Newsroom

You Cannot Price What You Cannot Interrogate

Gallagher Re published a standalone report this week examining how the insurance market assesses AI systems when pricing AI-related risk. Its conclusion is direct: the methods currently in use were not built for this purpose, and the gap between what evaluation techniques measure and what insurers actually need to know is widening.

Newsroom 10 June 2026

The problem Gallagher Re identifies is structural.

AI models are assessed through benchmarks, standardised tests that compare performance on fixed tasks under controlled conditions. These produce scores. What they do not produce is a reliable picture of how a system behaves when exposed to uncertain, complex or unpredictable inputs in live deployment. Strong benchmark performance, as the report notes, does not eliminate hallucinations, inconsistent outputs, or subtle failures that may not surface until they have already caused harm.

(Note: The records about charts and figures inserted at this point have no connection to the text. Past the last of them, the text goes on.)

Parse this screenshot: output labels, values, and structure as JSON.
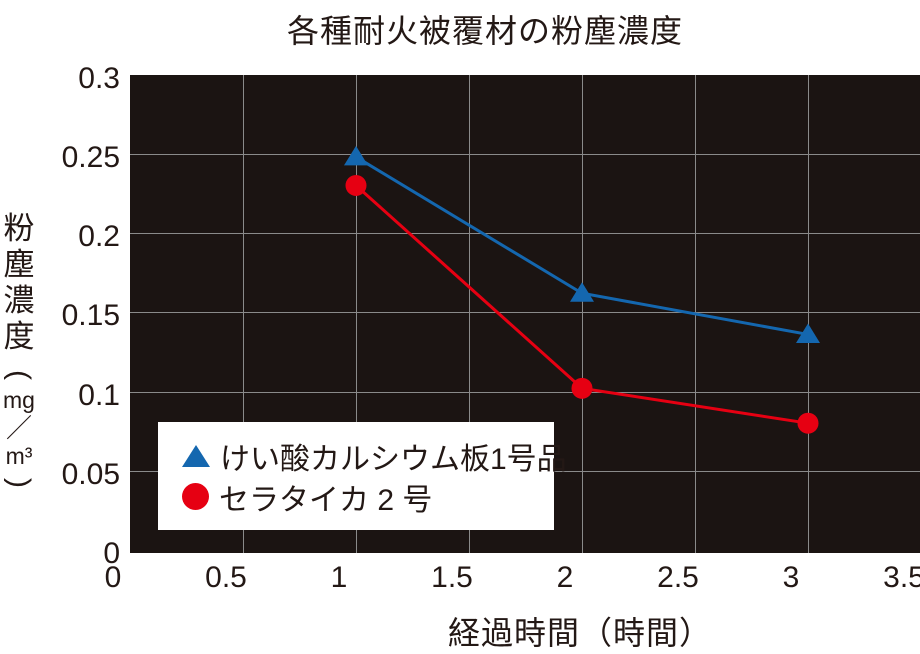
{
  "title": "各種耐火被覆材の粉塵濃度",
  "colors": {
    "ink": "#231815",
    "page_background": "#ffffff",
    "plot_background": "#1b1412",
    "gridline": "#8a8a8a",
    "legend_background": "#ffffff",
    "series_blue": "#1467af",
    "series_red": "#e60012"
  },
  "x_axis": {
    "title": "経過時間（時間）",
    "ticks": [
      "0",
      "0.5",
      "1",
      "1.5",
      "2",
      "2.5",
      "3",
      "3.5"
    ]
  },
  "y_axis": {
    "title": "粉塵濃度",
    "unit": {
      "open": "(",
      "numerator": "mg",
      "slash": "／",
      "denominator": "m³",
      "close": ")"
    },
    "ticks": [
      "0.3",
      "0.25",
      "0.2",
      "0.15",
      "0.1",
      "0.05",
      "0"
    ]
  },
  "legend": {
    "items": [
      {
        "label": "けい酸カルシウム板1号品",
        "marker": "triangle",
        "color": "#1467af"
      },
      {
        "label": "セラタイカ 2 号",
        "marker": "circle",
        "color": "#e60012"
      }
    ]
  },
  "chart_data": {
    "type": "line",
    "title": "各種耐火被覆材の粉塵濃度",
    "xlabel": "経過時間（時間）",
    "ylabel": "粉塵濃度（mg/m³）",
    "x": [
      1,
      2,
      3
    ],
    "series": [
      {
        "name": "けい酸カルシウム板1号品",
        "marker": "triangle",
        "color": "#1467af",
        "values": [
          0.248,
          0.162,
          0.136
        ]
      },
      {
        "name": "セラタイカ 2 号",
        "marker": "circle",
        "color": "#e60012",
        "values": [
          0.23,
          0.102,
          0.08
        ]
      }
    ],
    "xlim": [
      0,
      3.5
    ],
    "ylim": [
      0,
      0.3
    ],
    "x_tick_step": 0.5,
    "y_tick_step": 0.05,
    "grid": true,
    "plot_background_dark": true,
    "legend_position": "lower-left"
  }
}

Ed Pocock, Global Head of Cyber Security at Gallagher Re, puts the disconnect plainly: insurers are not concerned with what a model can do in a test environment. They are concerned with how models fail, how often they fail, and whether those failures could be correlated across a portfolio. That final point, correlated failure, is the one that should concentrate minds in reinsurance. A failure mode shared across widely deployed foundation models is not an isolated claims event. It is an accumulation event.

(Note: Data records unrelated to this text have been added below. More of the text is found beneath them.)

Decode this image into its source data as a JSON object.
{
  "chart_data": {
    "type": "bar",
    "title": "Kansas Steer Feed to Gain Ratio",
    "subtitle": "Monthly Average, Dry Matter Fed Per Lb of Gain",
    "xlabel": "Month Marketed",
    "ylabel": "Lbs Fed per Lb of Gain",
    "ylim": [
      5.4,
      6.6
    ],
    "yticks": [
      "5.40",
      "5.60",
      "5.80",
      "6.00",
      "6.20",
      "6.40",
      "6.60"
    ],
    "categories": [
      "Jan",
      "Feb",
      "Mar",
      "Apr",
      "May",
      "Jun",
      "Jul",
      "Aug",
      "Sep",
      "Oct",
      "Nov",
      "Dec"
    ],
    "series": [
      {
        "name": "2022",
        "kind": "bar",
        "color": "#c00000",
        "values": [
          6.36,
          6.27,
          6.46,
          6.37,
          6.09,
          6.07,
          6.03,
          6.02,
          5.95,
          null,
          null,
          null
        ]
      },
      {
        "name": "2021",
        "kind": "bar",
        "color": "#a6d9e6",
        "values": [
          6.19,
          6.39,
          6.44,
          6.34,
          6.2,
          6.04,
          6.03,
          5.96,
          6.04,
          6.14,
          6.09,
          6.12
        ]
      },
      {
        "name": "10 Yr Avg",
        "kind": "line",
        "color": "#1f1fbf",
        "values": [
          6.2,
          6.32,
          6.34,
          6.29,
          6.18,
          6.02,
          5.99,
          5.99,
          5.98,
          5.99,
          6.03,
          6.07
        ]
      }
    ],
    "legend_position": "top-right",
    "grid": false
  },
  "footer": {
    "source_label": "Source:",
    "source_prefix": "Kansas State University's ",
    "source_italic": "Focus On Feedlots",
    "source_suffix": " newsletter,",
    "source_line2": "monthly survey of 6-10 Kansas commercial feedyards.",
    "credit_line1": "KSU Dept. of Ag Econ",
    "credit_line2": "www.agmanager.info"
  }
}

The report also raises the problem of benchmark contamination

Models increasingly optimised to perform well on the very tests used to evaluate them, producing scores that inflate apparent capability while reducing meaningful differentiation between systems. The practical consequence, as Gallagher Re warns, is that scale and brand become proxies for safety in the absence of better signals. That is precisely the condition in which concentration risk builds unseen.

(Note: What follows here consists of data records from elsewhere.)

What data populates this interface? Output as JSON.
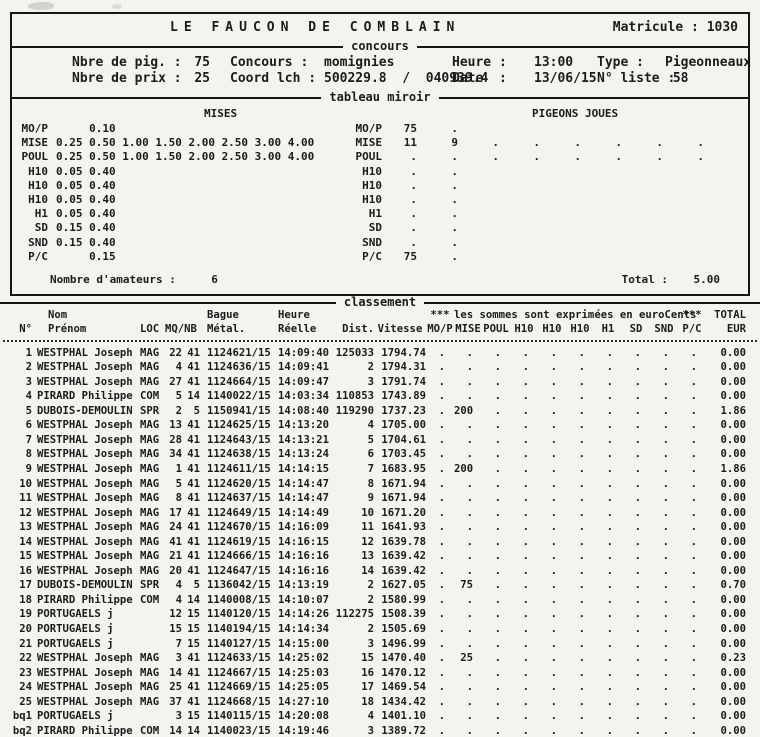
{
  "header": {
    "title": "LE FAUCON DE COMBLAIN",
    "matricule_label": "Matricule :",
    "matricule_value": "1030"
  },
  "concours": {
    "divider": "concours",
    "fields": [
      {
        "label": "Nbre de pig. :",
        "value": "75"
      },
      {
        "label": "Concours :",
        "value": "momignies"
      },
      {
        "label": "Heure :",
        "value": "13:00"
      },
      {
        "label": "Type :",
        "value": "Pigeonneaux"
      },
      {
        "label": "Nbre de prix :",
        "value": "25"
      },
      {
        "label": "Coord lch :",
        "value": "500229.8  /  040939.4"
      },
      {
        "label": "Date  :",
        "value": "13/06/15"
      },
      {
        "label": "N° liste :",
        "value": " 58"
      }
    ]
  },
  "miroir": {
    "divider": "tableau miroir",
    "mises_title": "MISES",
    "pigeons_title": "PIGEONS JOUES",
    "rows": [
      {
        "label": "MO/P",
        "mises": "     0.10",
        "joues": [
          "75",
          "."
        ]
      },
      {
        "label": "MISE",
        "mises": "0.25 0.50 1.00 1.50 2.00 2.50 3.00 4.00",
        "joues": [
          "11",
          "9",
          ".",
          ".",
          ".",
          ".",
          ".",
          "."
        ]
      },
      {
        "label": "POUL",
        "mises": "0.25 0.50 1.00 1.50 2.00 2.50 3.00 4.00",
        "joues": [
          ".",
          ".",
          ".",
          ".",
          ".",
          ".",
          ".",
          "."
        ]
      },
      {
        "label": "H10",
        "mises": "0.05 0.40",
        "joues": [
          ".",
          "."
        ]
      },
      {
        "label": "H10",
        "mises": "0.05 0.40",
        "joues": [
          ".",
          "."
        ]
      },
      {
        "label": "H10",
        "mises": "0.05 0.40",
        "joues": [
          ".",
          "."
        ]
      },
      {
        "label": "H1",
        "mises": "0.05 0.40",
        "joues": [
          ".",
          "."
        ]
      },
      {
        "label": "SD",
        "mises": "0.15 0.40",
        "joues": [
          ".",
          "."
        ]
      },
      {
        "label": "SND",
        "mises": "0.15 0.40",
        "joues": [
          ".",
          "."
        ]
      },
      {
        "label": "P/C",
        "mises": "     0.15",
        "joues": [
          "75",
          "."
        ]
      }
    ],
    "amateurs_label": "Nombre d'amateurs :",
    "amateurs_value": "6",
    "total_label": "Total :",
    "total_value": "5.00"
  },
  "classement": {
    "divider": "classement",
    "stars": "***",
    "banner": "les sommes sont exprimées en euroCents",
    "header": {
      "col_no": "N°",
      "col_nom": "Nom",
      "col_prenom": "Prénom",
      "col_loc": "LOC",
      "col_mqnb": "MQ/NB",
      "col_bague": "Bague",
      "col_metal": "Métal.",
      "col_heure": "Heure",
      "col_reelle": "Réelle",
      "col_dist": "Dist.",
      "col_vitesse": "Vitesse",
      "col_total": "TOTAL",
      "col_eur": "EUR",
      "stakes": [
        "MO/P",
        "MISE",
        "POUL",
        "H10",
        "H10",
        "H10",
        "H1",
        "SD",
        "SND",
        "P/C"
      ]
    },
    "empty_marker": ".",
    "rows": [
      {
        "no": "1",
        "name": "WESTPHAL Joseph",
        "loc": "MAG",
        "mq": "22",
        "nb": "41",
        "bague": "1124621/15",
        "heure": "14:09:40",
        "dist": "125033",
        "vitesse": "1794.74",
        "mise": "",
        "total": "0.00"
      },
      {
        "no": "2",
        "name": "WESTPHAL Joseph",
        "loc": "MAG",
        "mq": "4",
        "nb": "41",
        "bague": "1124636/15",
        "heure": "14:09:41",
        "dist": "2",
        "vitesse": "1794.31",
        "mise": "",
        "total": "0.00"
      },
      {
        "no": "3",
        "name": "WESTPHAL Joseph",
        "loc": "MAG",
        "mq": "27",
        "nb": "41",
        "bague": "1124664/15",
        "heure": "14:09:47",
        "dist": "3",
        "vitesse": "1791.74",
        "mise": "",
        "total": "0.00"
      },
      {
        "no": "4",
        "name": "PIRARD Philippe",
        "loc": "COM",
        "mq": "5",
        "nb": "14",
        "bague": "1140022/15",
        "heure": "14:03:34",
        "dist": "110853",
        "vitesse": "1743.89",
        "mise": "",
        "total": "0.00"
      },
      {
        "no": "5",
        "name": "DUBOIS-DEMOULIN",
        "loc": "SPR",
        "mq": "2",
        "nb": "5",
        "bague": "1150941/15",
        "heure": "14:08:40",
        "dist": "119290",
        "vitesse": "1737.23",
        "mise": "200",
        "total": "1.86"
      },
      {
        "no": "6",
        "name": "WESTPHAL Joseph",
        "loc": "MAG",
        "mq": "13",
        "nb": "41",
        "bague": "1124625/15",
        "heure": "14:13:20",
        "dist": "4",
        "vitesse": "1705.00",
        "mise": "",
        "total": "0.00"
      },
      {
        "no": "7",
        "name": "WESTPHAL Joseph",
        "loc": "MAG",
        "mq": "28",
        "nb": "41",
        "bague": "1124643/15",
        "heure": "14:13:21",
        "dist": "5",
        "vitesse": "1704.61",
        "mise": "",
        "total": "0.00"
      },
      {
        "no": "8",
        "name": "WESTPHAL Joseph",
        "loc": "MAG",
        "mq": "34",
        "nb": "41",
        "bague": "1124638/15",
        "heure": "14:13:24",
        "dist": "6",
        "vitesse": "1703.45",
        "mise": "",
        "total": "0.00"
      },
      {
        "no": "9",
        "name": "WESTPHAL Joseph",
        "loc": "MAG",
        "mq": "1",
        "nb": "41",
        "bague": "1124611/15",
        "heure": "14:14:15",
        "dist": "7",
        "vitesse": "1683.95",
        "mise": "200",
        "total": "1.86"
      },
      {
        "no": "10",
        "name": "WESTPHAL Joseph",
        "loc": "MAG",
        "mq": "5",
        "nb": "41",
        "bague": "1124620/15",
        "heure": "14:14:47",
        "dist": "8",
        "vitesse": "1671.94",
        "mise": "",
        "total": "0.00"
      },
      {
        "no": "11",
        "name": "WESTPHAL Joseph",
        "loc": "MAG",
        "mq": "8",
        "nb": "41",
        "bague": "1124637/15",
        "heure": "14:14:47",
        "dist": "9",
        "vitesse": "1671.94",
        "mise": "",
        "total": "0.00"
      },
      {
        "no": "12",
        "name": "WESTPHAL Joseph",
        "loc": "MAG",
        "mq": "17",
        "nb": "41",
        "bague": "1124649/15",
        "heure": "14:14:49",
        "dist": "10",
        "vitesse": "1671.20",
        "mise": "",
        "total": "0.00"
      },
      {
        "no": "13",
        "name": "WESTPHAL Joseph",
        "loc": "MAG",
        "mq": "24",
        "nb": "41",
        "bague": "1124670/15",
        "heure": "14:16:09",
        "dist": "11",
        "vitesse": "1641.93",
        "mise": "",
        "total": "0.00"
      },
      {
        "no": "14",
        "name": "WESTPHAL Joseph",
        "loc": "MAG",
        "mq": "41",
        "nb": "41",
        "bague": "1124619/15",
        "heure": "14:16:15",
        "dist": "12",
        "vitesse": "1639.78",
        "mise": "",
        "total": "0.00"
      },
      {
        "no": "15",
        "name": "WESTPHAL Joseph",
        "loc": "MAG",
        "mq": "21",
        "nb": "41",
        "bague": "1124666/15",
        "heure": "14:16:16",
        "dist": "13",
        "vitesse": "1639.42",
        "mise": "",
        "total": "0.00"
      },
      {
        "no": "16",
        "name": "WESTPHAL Joseph",
        "loc": "MAG",
        "mq": "20",
        "nb": "41",
        "bague": "1124647/15",
        "heure": "14:16:16",
        "dist": "14",
        "vitesse": "1639.42",
        "mise": "",
        "total": "0.00"
      },
      {
        "no": "17",
        "name": "DUBOIS-DEMOULIN",
        "loc": "SPR",
        "mq": "4",
        "nb": "5",
        "bague": "1136042/15",
        "heure": "14:13:19",
        "dist": "2",
        "vitesse": "1627.05",
        "mise": "75",
        "total": "0.70"
      },
      {
        "no": "18",
        "name": "PIRARD Philippe",
        "loc": "COM",
        "mq": "4",
        "nb": "14",
        "bague": "1140008/15",
        "heure": "14:10:07",
        "dist": "2",
        "vitesse": "1580.99",
        "mise": "",
        "total": "0.00"
      },
      {
        "no": "19",
        "name": "PORTUGAELS j",
        "loc": "",
        "mq": "12",
        "nb": "15",
        "bague": "1140120/15",
        "heure": "14:14:26",
        "dist": "112275",
        "vitesse": "1508.39",
        "mise": "",
        "total": "0.00"
      },
      {
        "no": "20",
        "name": "PORTUGAELS j",
        "loc": "",
        "mq": "15",
        "nb": "15",
        "bague": "1140194/15",
        "heure": "14:14:34",
        "dist": "2",
        "vitesse": "1505.69",
        "mise": "",
        "total": "0.00"
      },
      {
        "no": "21",
        "name": "PORTUGAELS j",
        "loc": "",
        "mq": "7",
        "nb": "15",
        "bague": "1140127/15",
        "heure": "14:15:00",
        "dist": "3",
        "vitesse": "1496.99",
        "mise": "",
        "total": "0.00"
      },
      {
        "no": "22",
        "name": "WESTPHAL Joseph",
        "loc": "MAG",
        "mq": "3",
        "nb": "41",
        "bague": "1124633/15",
        "heure": "14:25:02",
        "dist": "15",
        "vitesse": "1470.40",
        "mise": "25",
        "total": "0.23"
      },
      {
        "no": "23",
        "name": "WESTPHAL Joseph",
        "loc": "MAG",
        "mq": "14",
        "nb": "41",
        "bague": "1124667/15",
        "heure": "14:25:03",
        "dist": "16",
        "vitesse": "1470.12",
        "mise": "",
        "total": "0.00"
      },
      {
        "no": "24",
        "name": "WESTPHAL Joseph",
        "loc": "MAG",
        "mq": "25",
        "nb": "41",
        "bague": "1124669/15",
        "heure": "14:25:05",
        "dist": "17",
        "vitesse": "1469.54",
        "mise": "",
        "total": "0.00"
      },
      {
        "no": "25",
        "name": "WESTPHAL Joseph",
        "loc": "MAG",
        "mq": "37",
        "nb": "41",
        "bague": "1124668/15",
        "heure": "14:27:10",
        "dist": "18",
        "vitesse": "1434.42",
        "mise": "",
        "total": "0.00"
      },
      {
        "no": "bq1",
        "name": "PORTUGAELS j",
        "loc": "",
        "mq": "3",
        "nb": "15",
        "bague": "1140115/15",
        "heure": "14:20:08",
        "dist": "4",
        "vitesse": "1401.10",
        "mise": "",
        "total": "0.00"
      },
      {
        "no": "bq2",
        "name": "PIRARD Philippe",
        "loc": "COM",
        "mq": "14",
        "nb": "14",
        "bague": "1140023/15",
        "heure": "14:19:46",
        "dist": "3",
        "vitesse": "1389.72",
        "mise": "",
        "total": "0.00"
      }
    ]
  }
}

The report draws specific attention to restricted-distribution frontier models, those released only to approved partners rather than openly, as a fourth category of AI distribution that creates particular assessment challenges. Where independent evaluation is not possible, Pocock's position is unambiguous: if a model cannot be independently evaluated, it cannot be meaningfully priced.

This is where the argument lands for infrastructure.

The evaluation gap Gallagher Re describes is not primarily a methodology problem, though better methodologies are needed. It is a provenance problem. A system that cannot expose its own reasoning, that cannot show what it knew, how confident it was, and what it weighted at the moment of a consequential output, cannot be assessed from the outside with any rigour. You are pricing opacity.

The firms building AI infrastructure with traceable, verifiable reasoning baked in are not just better positioned for regulatory compliance. They are building systems that the insurance market can eventually price with confidence rather than load for uncertainty. In a market where concentration risk in AI is becoming a first-order concern, that distinction has real economic value.